[Preprint] Adaptive Learning Rates for Multi-Agent Reinforcement Learning


In multi-agent reinforcement learning (MARL), the learning rates of actors and critic are mostly hand-tuned and fixed. This not only requires heavy tuning but more importantly limits the learning. With adaptive learning rates according to gradient patterns, some optimizers have been proposed for general optimizations, which however do not take into consideration the characteristics of MARL. In this paper, we propose AdaMa to bring adaptive learning rates to cooperative MARL. AdaMa evaluates the contribution of actors’ updates to the improvement of Q-value and adaptively updates the learning rates of actors to the direction of maximally improving the Q-value. AdaMa could also dynamically balance the learning rates between the critic and actors according to their varying effects on the learning.
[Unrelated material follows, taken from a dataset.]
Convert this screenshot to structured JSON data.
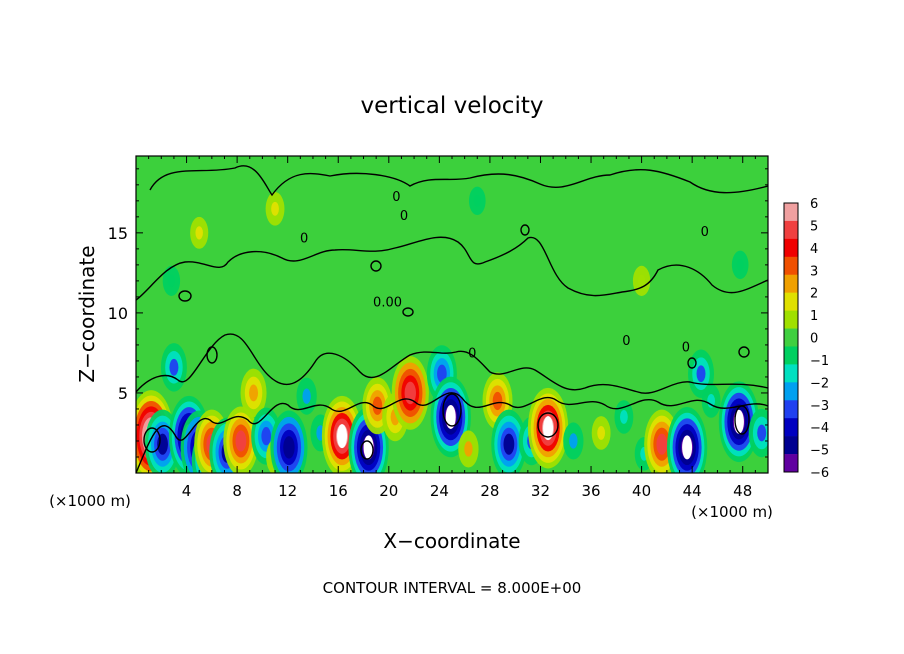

Moreover, AdaMa can incorporate the second-order approximation to capture the contribution of pairwise actors’ updates and thus more accurately updates the learning rates of actors. Empirically, we show that AdaMa could accelerate the learning and improve the performance in a variety of multi-agent scenarios. Specifically, AdaMa not only obtains better performance than grid search on the learning rates, but also significantly reduces the training cost. The visualizations of learning rates during training clearly explain how and why AdaMa works.